Due to the high costs of explicit solvent simulations, the free energy of solvation was computed by applying the SM5.42R solvation continuum model by Cramer and Truhlar [54] using the Gaussian 16 program [44]. Overall, the aforementioned scheme as outlined in Equation (1) provides an efficient and accurate approach for evaluating the energetics governing protein–protein interactions in solution.

5. Conclusions

The study reveals that the enhanced binding affinity of the Omicron RBD to ACE2 is driven by a combination of structural and energetic adaptations. Key findings include:

• Strengthened Interactions: Mutations such as S477N, Q493R, Q498R, and N501Y significantly enhance binding through novel or stronger hydrogen bonds, salt bridges, and π-stacking interactions. These gains compensate for weakened interactions caused by mutations at K417N, G446S, G496S, and Y505H.
• Novel Interactions: The newly formed hydrogen bond between A475 (Omicron) and S19 (ACE2) exemplifies the unique binding adaptations introduced by Omicron mutations.
• Allosteric Effects: In addition to directly enhancing interaction energy, Omicron mutations exert allosteric effects on non-mutated residues, altering their binding environments and contributing to overall binding strength.
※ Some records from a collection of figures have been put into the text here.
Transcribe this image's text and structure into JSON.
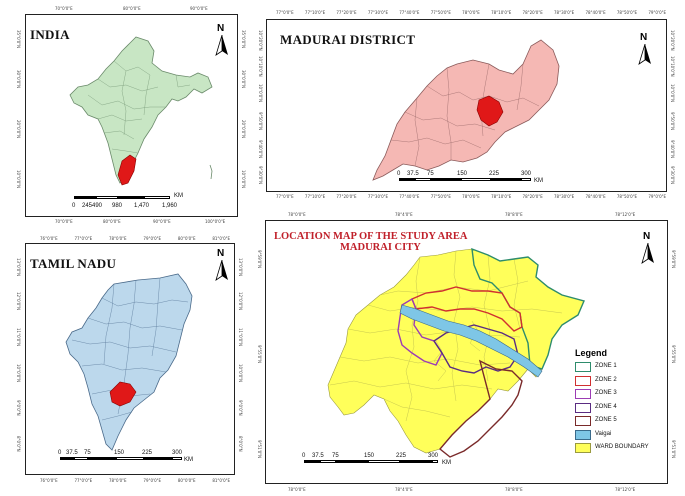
{
  "colors": {
    "india_fill": "#c8e6c4",
    "district_fill": "#f5b8b4",
    "tamilnadu_fill": "#bcd8ec",
    "highlight": "#e01818",
    "ward_fill": "#ffff5a",
    "vaigai": "#7ec6e6",
    "zone1": "#2e8c6c",
    "zone2": "#d03030",
    "zone3": "#9c3cb4",
    "zone4": "#5a2c82",
    "zone5": "#7a2a2a"
  },
  "india": {
    "title": "INDIA",
    "north_label": "N",
    "top_ticks": [
      "70°0'0\"E",
      "80°0'0\"E",
      "90°0'0\"E"
    ],
    "bottom_ticks": [
      "70°0'0\"E",
      "80°0'0\"E",
      "90°0'0\"E",
      "100°0'0\"E"
    ],
    "left_ticks": [
      "35°0'0\"N",
      "30°0'0\"N",
      "20°0'0\"N",
      "10°0'0\"N"
    ],
    "right_ticks": [
      "35°0'0\"N",
      "30°0'0\"N",
      "20°0'0\"N",
      "10°0'0\"N"
    ],
    "scale_labels": [
      "0",
      "245490",
      "980",
      "1,470",
      "1,960"
    ],
    "scale_unit": "KM"
  },
  "district": {
    "title": "MADURAI DISTRICT",
    "north_label": "N",
    "top_ticks": [
      "77°0'0\"E",
      "77°10'0\"E",
      "77°20'0\"E",
      "77°30'0\"E",
      "77°40'0\"E",
      "77°50'0\"E",
      "78°0'0\"E",
      "78°10'0\"E",
      "78°20'0\"E",
      "78°30'0\"E",
      "78°40'0\"E",
      "78°50'0\"E",
      "79°0'0\"E"
    ],
    "bottom_ticks": [
      "77°0'0\"E",
      "77°10'0\"E",
      "77°20'0\"E",
      "77°30'0\"E",
      "77°40'0\"E",
      "77°50'0\"E",
      "78°0'0\"E",
      "78°10'0\"E",
      "78°20'0\"E",
      "78°30'0\"E",
      "78°40'0\"E",
      "78°50'0\"E",
      "79°0'0\"E"
    ],
    "left_ticks": [
      "10°20'0\"N",
      "10°10'0\"N",
      "10°0'0\"N",
      "9°50'0\"N",
      "9°40'0\"N",
      "9°30'0\"N"
    ],
    "right_ticks": [
      "10°20'0\"N",
      "10°10'0\"N",
      "10°0'0\"N",
      "9°50'0\"N",
      "9°40'0\"N",
      "9°30'0\"N"
    ],
    "scale_labels": [
      "0",
      "37.5",
      "75",
      "150",
      "225",
      "300"
    ],
    "scale_unit": "KM"
  },
  "tamilnadu": {
    "title": "TAMIL NADU",
    "north_label": "N",
    "top_ticks": [
      "76°0'0\"E",
      "77°0'0\"E",
      "78°0'0\"E",
      "79°0'0\"E",
      "80°0'0\"E",
      "81°0'0\"E"
    ],
    "bottom_ticks": [
      "76°0'0\"E",
      "77°0'0\"E",
      "78°0'0\"E",
      "79°0'0\"E",
      "80°0'0\"E",
      "81°0'0\"E"
    ],
    "left_ticks": [
      "13°0'0\"N",
      "12°0'0\"N",
      "11°0'0\"N",
      "10°0'0\"N",
      "9°0'0\"N",
      "8°0'0\"N"
    ],
    "right_ticks": [
      "13°0'0\"N",
      "12°0'0\"N",
      "11°0'0\"N",
      "10°0'0\"N",
      "9°0'0\"N",
      "8°0'0\"N"
    ],
    "scale_labels": [
      "0",
      "37.5",
      "75",
      "150",
      "225",
      "300"
    ],
    "scale_unit": "KM"
  },
  "city": {
    "title_line1": "LOCATION MAP OF THE STUDY AREA",
    "title_line2": "MADURAI CITY",
    "north_label": "N",
    "top_ticks": [
      "78°0'0\"E",
      "78°4'0\"E",
      "78°8'0\"E",
      "78°12'0\"E"
    ],
    "bottom_ticks": [
      "78°0'0\"E",
      "78°4'0\"E",
      "78°8'0\"E",
      "78°12'0\"E"
    ],
    "left_ticks": [
      "9°59'0\"N",
      "9°55'0\"N",
      "9°51'0\"N"
    ],
    "right_ticks": [
      "9°59'0\"N",
      "9°55'0\"N",
      "9°51'0\"N"
    ],
    "scale_labels": [
      "0",
      "37.5",
      "75",
      "150",
      "225",
      "300"
    ],
    "scale_unit": "KM",
    "legend": {
      "title": "Legend",
      "items": [
        {
          "label": "ZONE 1",
          "icon": "outline-swatch",
          "color": "#2e8c6c"
        },
        {
          "label": "ZONE 2",
          "icon": "outline-swatch",
          "color": "#d03030"
        },
        {
          "label": "ZONE 3",
          "icon": "outline-swatch",
          "color": "#9c3cb4"
        },
        {
          "label": "ZONE 4",
          "icon": "outline-swatch",
          "color": "#5a2c82"
        },
        {
          "label": "ZONE 5",
          "icon": "outline-swatch",
          "color": "#7a2a2a"
        },
        {
          "label": "Vaigai",
          "icon": "fill-swatch",
          "color": "#7ec6e6"
        },
        {
          "label": "WARD BOUNDARY",
          "icon": "fill-swatch",
          "color": "#ffff5a"
        }
      ]
    }
  }
}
While most non-mutated residues exhibit negligible differences in interaction energy between WT and Omicron, some show increased energy contributions that further reinforce Omicron’s ACE2 binding affinity.
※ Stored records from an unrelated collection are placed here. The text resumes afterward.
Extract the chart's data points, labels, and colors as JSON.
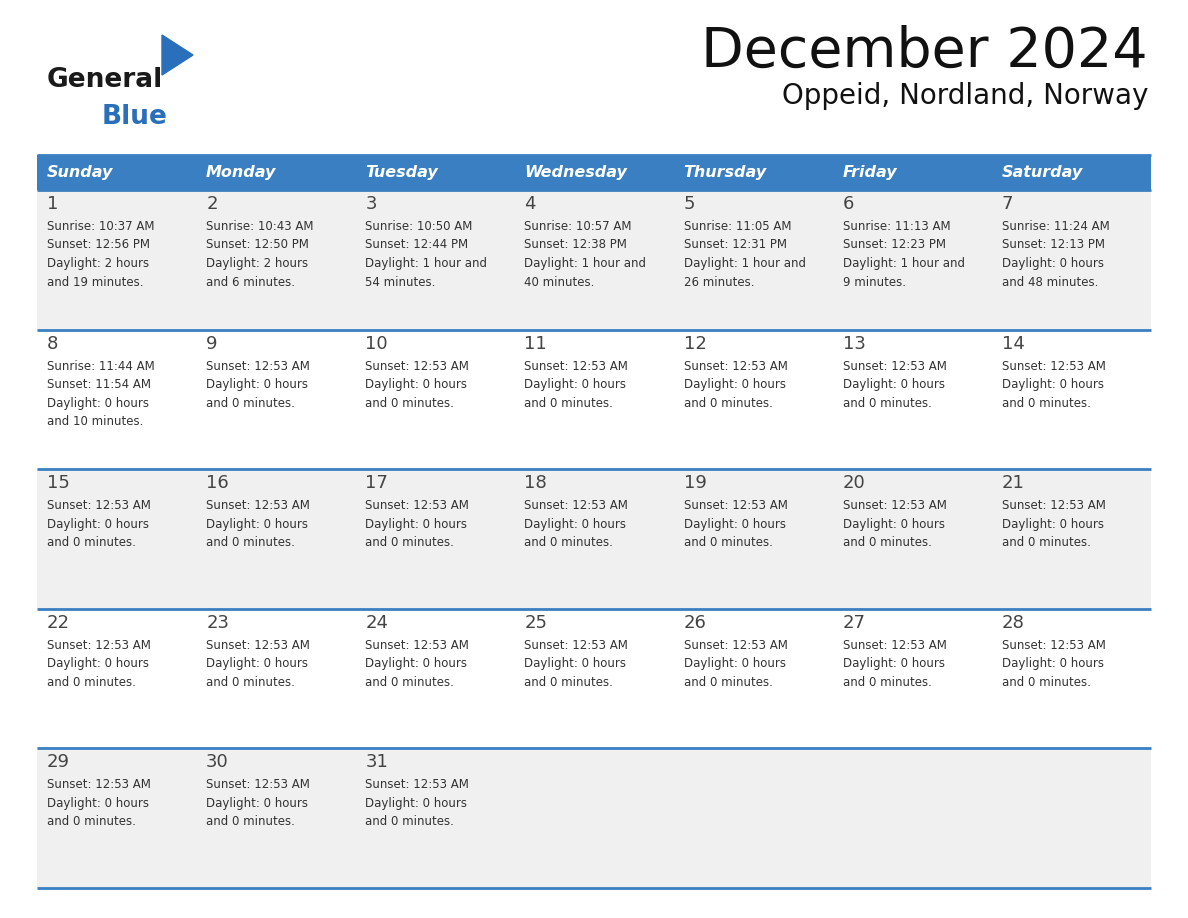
{
  "title": "December 2024",
  "subtitle": "Oppeid, Nordland, Norway",
  "header_bg_color": "#3a7fc1",
  "header_text_color": "#ffffff",
  "cell_bg_color_odd": "#f0f0f0",
  "cell_bg_color_even": "#ffffff",
  "grid_line_color": "#3a7fc1",
  "day_headers": [
    "Sunday",
    "Monday",
    "Tuesday",
    "Wednesday",
    "Thursday",
    "Friday",
    "Saturday"
  ],
  "weeks": [
    {
      "days": [
        {
          "date": "1",
          "info": "Sunrise: 10:37 AM\nSunset: 12:56 PM\nDaylight: 2 hours\nand 19 minutes."
        },
        {
          "date": "2",
          "info": "Sunrise: 10:43 AM\nSunset: 12:50 PM\nDaylight: 2 hours\nand 6 minutes."
        },
        {
          "date": "3",
          "info": "Sunrise: 10:50 AM\nSunset: 12:44 PM\nDaylight: 1 hour and\n54 minutes."
        },
        {
          "date": "4",
          "info": "Sunrise: 10:57 AM\nSunset: 12:38 PM\nDaylight: 1 hour and\n40 minutes."
        },
        {
          "date": "5",
          "info": "Sunrise: 11:05 AM\nSunset: 12:31 PM\nDaylight: 1 hour and\n26 minutes."
        },
        {
          "date": "6",
          "info": "Sunrise: 11:13 AM\nSunset: 12:23 PM\nDaylight: 1 hour and\n9 minutes."
        },
        {
          "date": "7",
          "info": "Sunrise: 11:24 AM\nSunset: 12:13 PM\nDaylight: 0 hours\nand 48 minutes."
        }
      ]
    },
    {
      "days": [
        {
          "date": "8",
          "info": "Sunrise: 11:44 AM\nSunset: 11:54 AM\nDaylight: 0 hours\nand 10 minutes."
        },
        {
          "date": "9",
          "info": "Sunset: 12:53 AM\nDaylight: 0 hours\nand 0 minutes."
        },
        {
          "date": "10",
          "info": "Sunset: 12:53 AM\nDaylight: 0 hours\nand 0 minutes."
        },
        {
          "date": "11",
          "info": "Sunset: 12:53 AM\nDaylight: 0 hours\nand 0 minutes."
        },
        {
          "date": "12",
          "info": "Sunset: 12:53 AM\nDaylight: 0 hours\nand 0 minutes."
        },
        {
          "date": "13",
          "info": "Sunset: 12:53 AM\nDaylight: 0 hours\nand 0 minutes."
        },
        {
          "date": "14",
          "info": "Sunset: 12:53 AM\nDaylight: 0 hours\nand 0 minutes."
        }
      ]
    },
    {
      "days": [
        {
          "date": "15",
          "info": "Sunset: 12:53 AM\nDaylight: 0 hours\nand 0 minutes."
        },
        {
          "date": "16",
          "info": "Sunset: 12:53 AM\nDaylight: 0 hours\nand 0 minutes."
        },
        {
          "date": "17",
          "info": "Sunset: 12:53 AM\nDaylight: 0 hours\nand 0 minutes."
        },
        {
          "date": "18",
          "info": "Sunset: 12:53 AM\nDaylight: 0 hours\nand 0 minutes."
        },
        {
          "date": "19",
          "info": "Sunset: 12:53 AM\nDaylight: 0 hours\nand 0 minutes."
        },
        {
          "date": "20",
          "info": "Sunset: 12:53 AM\nDaylight: 0 hours\nand 0 minutes."
        },
        {
          "date": "21",
          "info": "Sunset: 12:53 AM\nDaylight: 0 hours\nand 0 minutes."
        }
      ]
    },
    {
      "days": [
        {
          "date": "22",
          "info": "Sunset: 12:53 AM\nDaylight: 0 hours\nand 0 minutes."
        },
        {
          "date": "23",
          "info": "Sunset: 12:53 AM\nDaylight: 0 hours\nand 0 minutes."
        },
        {
          "date": "24",
          "info": "Sunset: 12:53 AM\nDaylight: 0 hours\nand 0 minutes."
        },
        {
          "date": "25",
          "info": "Sunset: 12:53 AM\nDaylight: 0 hours\nand 0 minutes."
        },
        {
          "date": "26",
          "info": "Sunset: 12:53 AM\nDaylight: 0 hours\nand 0 minutes."
        },
        {
          "date": "27",
          "info": "Sunset: 12:53 AM\nDaylight: 0 hours\nand 0 minutes."
        },
        {
          "date": "28",
          "info": "Sunset: 12:53 AM\nDaylight: 0 hours\nand 0 minutes."
        }
      ]
    },
    {
      "days": [
        {
          "date": "29",
          "info": "Sunset: 12:53 AM\nDaylight: 0 hours\nand 0 minutes."
        },
        {
          "date": "30",
          "info": "Sunset: 12:53 AM\nDaylight: 0 hours\nand 0 minutes."
        },
        {
          "date": "31",
          "info": "Sunset: 12:53 AM\nDaylight: 0 hours\nand 0 minutes."
        },
        {
          "date": "",
          "info": ""
        },
        {
          "date": "",
          "info": ""
        },
        {
          "date": "",
          "info": ""
        },
        {
          "date": "",
          "info": ""
        }
      ]
    }
  ],
  "logo_color_general": "#1a1a1a",
  "logo_color_blue": "#2a6fba",
  "logo_triangle_color": "#2a6fba"
}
These findings underscore Omicron’s ability to optimize its RBD–ACE2 binding affinity through mutation-driven changes, contributing to its heightened transmissibility. This molecular insight offers potential therapeutic targets, including key residues involved in strengthened interactions, paving the way for developing antiviral drugs and neutralizing antibodies to combat Omicron and future SARS-CoV-2 variants.